LLMs Are Not a Cure-All: Practical Test for Music Classification Based on Metadata

The question was whether current Large Language Models (LLMs) such as GPT-4 or DeepSeek are able to automatically and reliably classify music tracks, specifically salsa songs, based on title, artist, lyrics, and metadata into „Salsa Cubana“ or „Salsa Línea“. It was known that the available information (metadata, genre tags, lyrics) is incomplete and partly inconsistent. The test was explicitly designed to determine the practical limits of today’s LLMs in this context.

Approach
For each song in a Spotify playlist, all available metadata were collected: title, artist, album, genres, release date, lyrics (via Genius), additional tags and biographies (via Last.fm). This data was provided to the LLM in a structured form. The prompt was detailed: in addition to the role definition and classification criteria, it included examples and clear instructions so that the model would choose exclusively „Cubana“ or „Línea“.

Observations and Insights

The classification by the LLM was purely text-based. A genuine musical understanding is therefore excluded.
The available metadata were insufficient for distinguishing styles: genre tags were generic, labels like „Salsa Cubana“ or „Línea“ were mostly missing.
Lyrics rarely provided clear clues, as the thematic range in salsa is very broad.
LLMs produced partly inconsistent results with identical prompts and data. Different models (e.g. DeepSeek, GPT-4o) sometimes arrived at different outcomes with the same input.
Even by adding more metadata and external sources like Last.fm, the quality of the assignment could not be improved. The results remained unreliable, often „Cubana“ was assigned indiscriminately, regardless of actual stylistic features.

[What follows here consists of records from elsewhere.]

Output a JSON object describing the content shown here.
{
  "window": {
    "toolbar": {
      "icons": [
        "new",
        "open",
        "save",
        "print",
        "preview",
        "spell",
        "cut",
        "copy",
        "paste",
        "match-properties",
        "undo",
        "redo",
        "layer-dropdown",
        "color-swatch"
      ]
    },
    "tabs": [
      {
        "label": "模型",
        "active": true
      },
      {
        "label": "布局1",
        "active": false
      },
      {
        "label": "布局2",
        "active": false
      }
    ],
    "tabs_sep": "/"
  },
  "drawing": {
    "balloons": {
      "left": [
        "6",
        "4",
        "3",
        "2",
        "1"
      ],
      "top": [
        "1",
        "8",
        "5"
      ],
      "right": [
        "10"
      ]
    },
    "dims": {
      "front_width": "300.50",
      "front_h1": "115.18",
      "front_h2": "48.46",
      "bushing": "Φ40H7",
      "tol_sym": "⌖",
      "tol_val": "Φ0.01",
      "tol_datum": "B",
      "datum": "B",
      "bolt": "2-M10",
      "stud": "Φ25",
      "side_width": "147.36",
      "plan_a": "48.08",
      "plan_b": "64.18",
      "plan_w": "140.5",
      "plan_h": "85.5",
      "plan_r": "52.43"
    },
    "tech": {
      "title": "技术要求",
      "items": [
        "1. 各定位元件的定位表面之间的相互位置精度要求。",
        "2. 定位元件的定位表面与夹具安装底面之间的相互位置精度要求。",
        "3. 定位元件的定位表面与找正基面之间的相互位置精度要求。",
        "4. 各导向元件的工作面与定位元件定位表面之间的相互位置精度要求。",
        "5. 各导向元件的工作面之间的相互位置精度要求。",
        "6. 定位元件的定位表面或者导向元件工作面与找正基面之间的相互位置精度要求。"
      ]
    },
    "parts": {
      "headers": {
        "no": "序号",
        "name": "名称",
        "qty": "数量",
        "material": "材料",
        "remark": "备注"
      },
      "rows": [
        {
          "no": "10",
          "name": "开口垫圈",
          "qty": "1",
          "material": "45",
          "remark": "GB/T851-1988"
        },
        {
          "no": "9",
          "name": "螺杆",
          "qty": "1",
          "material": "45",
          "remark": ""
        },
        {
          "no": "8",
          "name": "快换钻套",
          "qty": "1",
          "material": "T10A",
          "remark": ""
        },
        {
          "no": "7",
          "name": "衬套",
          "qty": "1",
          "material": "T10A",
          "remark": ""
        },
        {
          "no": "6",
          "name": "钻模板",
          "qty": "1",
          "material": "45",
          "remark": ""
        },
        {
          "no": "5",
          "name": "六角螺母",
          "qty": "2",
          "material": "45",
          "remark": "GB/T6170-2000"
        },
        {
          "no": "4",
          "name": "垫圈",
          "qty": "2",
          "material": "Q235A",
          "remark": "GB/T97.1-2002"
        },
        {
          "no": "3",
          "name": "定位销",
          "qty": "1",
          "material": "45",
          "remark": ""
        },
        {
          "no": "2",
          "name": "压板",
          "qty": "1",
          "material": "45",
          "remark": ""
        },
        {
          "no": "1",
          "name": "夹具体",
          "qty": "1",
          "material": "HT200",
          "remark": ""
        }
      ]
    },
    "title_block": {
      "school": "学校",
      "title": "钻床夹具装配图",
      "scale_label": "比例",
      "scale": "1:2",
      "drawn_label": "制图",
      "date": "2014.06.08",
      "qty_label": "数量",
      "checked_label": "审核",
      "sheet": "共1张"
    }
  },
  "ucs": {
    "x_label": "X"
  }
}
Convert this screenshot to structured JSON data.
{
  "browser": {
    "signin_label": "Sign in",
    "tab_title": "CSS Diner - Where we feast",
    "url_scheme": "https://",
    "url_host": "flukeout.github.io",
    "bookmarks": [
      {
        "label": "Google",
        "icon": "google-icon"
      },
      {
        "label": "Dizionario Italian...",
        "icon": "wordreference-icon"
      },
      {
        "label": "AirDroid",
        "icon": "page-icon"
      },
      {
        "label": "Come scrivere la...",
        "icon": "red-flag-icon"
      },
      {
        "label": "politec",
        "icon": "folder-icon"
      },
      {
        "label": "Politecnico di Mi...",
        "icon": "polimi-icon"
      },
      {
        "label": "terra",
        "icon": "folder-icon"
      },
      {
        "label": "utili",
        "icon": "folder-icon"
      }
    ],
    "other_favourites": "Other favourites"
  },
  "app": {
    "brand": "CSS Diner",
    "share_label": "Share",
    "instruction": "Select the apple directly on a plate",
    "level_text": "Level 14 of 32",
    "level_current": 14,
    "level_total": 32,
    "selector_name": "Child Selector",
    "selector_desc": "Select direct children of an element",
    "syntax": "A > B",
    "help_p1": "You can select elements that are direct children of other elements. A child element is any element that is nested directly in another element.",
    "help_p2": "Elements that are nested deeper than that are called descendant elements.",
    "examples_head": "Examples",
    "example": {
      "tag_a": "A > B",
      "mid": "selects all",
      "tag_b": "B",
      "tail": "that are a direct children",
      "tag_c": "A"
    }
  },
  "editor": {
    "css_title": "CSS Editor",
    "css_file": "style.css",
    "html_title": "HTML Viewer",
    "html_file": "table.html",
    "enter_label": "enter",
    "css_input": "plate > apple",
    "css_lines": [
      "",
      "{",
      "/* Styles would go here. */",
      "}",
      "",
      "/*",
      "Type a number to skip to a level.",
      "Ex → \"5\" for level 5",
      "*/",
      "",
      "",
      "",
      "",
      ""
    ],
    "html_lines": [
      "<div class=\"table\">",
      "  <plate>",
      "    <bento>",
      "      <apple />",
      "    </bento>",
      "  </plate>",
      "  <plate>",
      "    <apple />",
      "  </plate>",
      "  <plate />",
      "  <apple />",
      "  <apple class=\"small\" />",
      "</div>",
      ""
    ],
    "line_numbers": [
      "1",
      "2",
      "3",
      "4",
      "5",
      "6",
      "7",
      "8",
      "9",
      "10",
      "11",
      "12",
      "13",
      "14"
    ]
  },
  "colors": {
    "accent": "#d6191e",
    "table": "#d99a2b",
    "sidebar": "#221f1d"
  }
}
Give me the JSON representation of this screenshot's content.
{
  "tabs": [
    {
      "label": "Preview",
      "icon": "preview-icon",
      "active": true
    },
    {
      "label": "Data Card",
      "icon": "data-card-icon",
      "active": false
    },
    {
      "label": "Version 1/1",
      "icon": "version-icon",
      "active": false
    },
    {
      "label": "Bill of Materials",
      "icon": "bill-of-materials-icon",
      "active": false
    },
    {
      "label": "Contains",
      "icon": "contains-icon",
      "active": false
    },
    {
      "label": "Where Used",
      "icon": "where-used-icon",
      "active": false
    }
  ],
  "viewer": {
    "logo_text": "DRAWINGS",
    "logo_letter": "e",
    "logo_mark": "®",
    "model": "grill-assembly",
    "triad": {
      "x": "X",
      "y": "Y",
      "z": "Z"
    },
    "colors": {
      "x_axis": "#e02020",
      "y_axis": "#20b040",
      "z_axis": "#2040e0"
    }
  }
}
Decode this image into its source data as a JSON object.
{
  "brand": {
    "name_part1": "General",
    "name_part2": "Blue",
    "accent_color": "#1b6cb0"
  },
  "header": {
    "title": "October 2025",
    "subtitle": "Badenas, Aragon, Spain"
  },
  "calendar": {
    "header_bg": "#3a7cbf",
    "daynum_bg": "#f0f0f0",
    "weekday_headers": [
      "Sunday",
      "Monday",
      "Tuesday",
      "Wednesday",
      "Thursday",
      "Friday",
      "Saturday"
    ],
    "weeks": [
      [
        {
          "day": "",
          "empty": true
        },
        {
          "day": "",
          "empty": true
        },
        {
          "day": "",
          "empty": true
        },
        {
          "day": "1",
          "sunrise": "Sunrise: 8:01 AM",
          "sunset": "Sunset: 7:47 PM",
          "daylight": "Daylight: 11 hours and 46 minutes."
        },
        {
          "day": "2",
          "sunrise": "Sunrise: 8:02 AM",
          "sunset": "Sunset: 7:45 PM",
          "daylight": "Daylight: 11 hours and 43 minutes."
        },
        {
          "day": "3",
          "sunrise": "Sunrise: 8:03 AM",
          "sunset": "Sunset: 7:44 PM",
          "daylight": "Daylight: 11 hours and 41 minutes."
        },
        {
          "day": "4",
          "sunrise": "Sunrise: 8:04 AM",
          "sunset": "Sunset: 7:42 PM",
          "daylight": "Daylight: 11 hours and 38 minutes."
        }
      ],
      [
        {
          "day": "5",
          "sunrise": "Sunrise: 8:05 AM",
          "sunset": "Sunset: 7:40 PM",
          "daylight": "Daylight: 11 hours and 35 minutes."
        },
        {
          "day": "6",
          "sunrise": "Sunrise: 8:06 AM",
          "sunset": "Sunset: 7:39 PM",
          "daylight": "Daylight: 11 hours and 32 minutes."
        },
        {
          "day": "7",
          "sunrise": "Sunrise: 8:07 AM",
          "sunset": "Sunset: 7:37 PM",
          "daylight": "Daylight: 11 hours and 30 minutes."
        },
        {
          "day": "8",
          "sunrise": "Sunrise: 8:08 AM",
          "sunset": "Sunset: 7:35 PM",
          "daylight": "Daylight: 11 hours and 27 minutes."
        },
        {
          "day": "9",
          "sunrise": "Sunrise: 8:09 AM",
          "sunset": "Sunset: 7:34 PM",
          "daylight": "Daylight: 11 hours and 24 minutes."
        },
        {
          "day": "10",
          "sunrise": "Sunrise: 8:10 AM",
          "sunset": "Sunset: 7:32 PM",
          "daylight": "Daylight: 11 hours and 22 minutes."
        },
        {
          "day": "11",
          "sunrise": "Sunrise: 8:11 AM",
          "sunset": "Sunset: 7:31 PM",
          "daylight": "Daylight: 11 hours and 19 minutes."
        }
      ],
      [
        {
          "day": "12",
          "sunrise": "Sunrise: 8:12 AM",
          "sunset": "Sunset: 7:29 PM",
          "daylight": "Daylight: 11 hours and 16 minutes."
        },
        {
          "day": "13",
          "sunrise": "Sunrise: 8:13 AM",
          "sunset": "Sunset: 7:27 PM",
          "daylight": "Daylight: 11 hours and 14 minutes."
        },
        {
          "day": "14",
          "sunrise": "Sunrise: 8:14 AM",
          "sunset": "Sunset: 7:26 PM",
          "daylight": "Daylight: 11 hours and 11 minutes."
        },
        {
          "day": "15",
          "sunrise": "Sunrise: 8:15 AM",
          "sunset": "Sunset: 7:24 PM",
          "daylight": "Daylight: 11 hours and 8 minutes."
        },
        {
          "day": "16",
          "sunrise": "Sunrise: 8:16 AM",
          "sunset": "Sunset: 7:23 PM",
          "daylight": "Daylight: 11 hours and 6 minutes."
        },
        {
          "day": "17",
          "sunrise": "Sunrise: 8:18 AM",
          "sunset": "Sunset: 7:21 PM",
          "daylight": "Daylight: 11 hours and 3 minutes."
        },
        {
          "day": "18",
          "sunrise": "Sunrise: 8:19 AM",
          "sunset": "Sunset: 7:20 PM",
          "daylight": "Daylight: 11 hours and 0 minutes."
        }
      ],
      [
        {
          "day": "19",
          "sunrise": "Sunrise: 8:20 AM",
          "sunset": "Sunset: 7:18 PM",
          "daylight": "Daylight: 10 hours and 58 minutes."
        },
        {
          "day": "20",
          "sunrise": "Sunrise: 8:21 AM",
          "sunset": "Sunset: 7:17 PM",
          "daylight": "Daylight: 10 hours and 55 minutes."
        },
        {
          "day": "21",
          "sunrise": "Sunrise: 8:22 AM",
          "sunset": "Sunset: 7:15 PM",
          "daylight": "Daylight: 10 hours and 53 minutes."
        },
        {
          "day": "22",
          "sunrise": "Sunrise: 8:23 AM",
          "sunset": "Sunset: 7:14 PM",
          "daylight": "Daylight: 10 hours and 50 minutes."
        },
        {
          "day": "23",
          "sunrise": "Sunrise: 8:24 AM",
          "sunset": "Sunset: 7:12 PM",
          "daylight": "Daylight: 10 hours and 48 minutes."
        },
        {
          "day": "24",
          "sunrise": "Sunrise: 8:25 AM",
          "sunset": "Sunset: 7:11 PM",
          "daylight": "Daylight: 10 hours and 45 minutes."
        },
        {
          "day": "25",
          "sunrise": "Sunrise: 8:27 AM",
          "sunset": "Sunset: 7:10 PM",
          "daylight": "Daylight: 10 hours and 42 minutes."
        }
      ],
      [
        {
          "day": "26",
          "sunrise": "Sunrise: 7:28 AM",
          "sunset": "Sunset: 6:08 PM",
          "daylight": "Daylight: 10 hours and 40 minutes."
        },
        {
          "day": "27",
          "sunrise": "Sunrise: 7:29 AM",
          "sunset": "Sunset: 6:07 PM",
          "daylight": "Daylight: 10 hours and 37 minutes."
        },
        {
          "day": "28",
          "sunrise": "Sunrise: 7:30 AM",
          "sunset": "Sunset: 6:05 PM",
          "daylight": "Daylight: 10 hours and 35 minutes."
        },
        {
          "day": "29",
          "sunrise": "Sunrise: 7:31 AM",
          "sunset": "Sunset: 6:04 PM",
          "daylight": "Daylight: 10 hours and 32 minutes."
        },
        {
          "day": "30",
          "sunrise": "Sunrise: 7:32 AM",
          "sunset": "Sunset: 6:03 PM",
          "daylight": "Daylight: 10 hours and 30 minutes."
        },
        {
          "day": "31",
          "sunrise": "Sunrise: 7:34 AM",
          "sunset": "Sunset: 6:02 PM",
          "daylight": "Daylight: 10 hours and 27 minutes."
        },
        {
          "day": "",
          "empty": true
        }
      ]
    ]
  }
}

Conclusion A reliable music-style classification based solely on metadata and lyrics is not possible with current LLMs. The results are inconsistent, the error rate high and the assignments mostly inexplicable. Additional metadata and elaborate prompt templates with examples and instructions could not overcome the models’ limitations. For precise stylistic music classification, human expertise or a specific musical analysis remains required.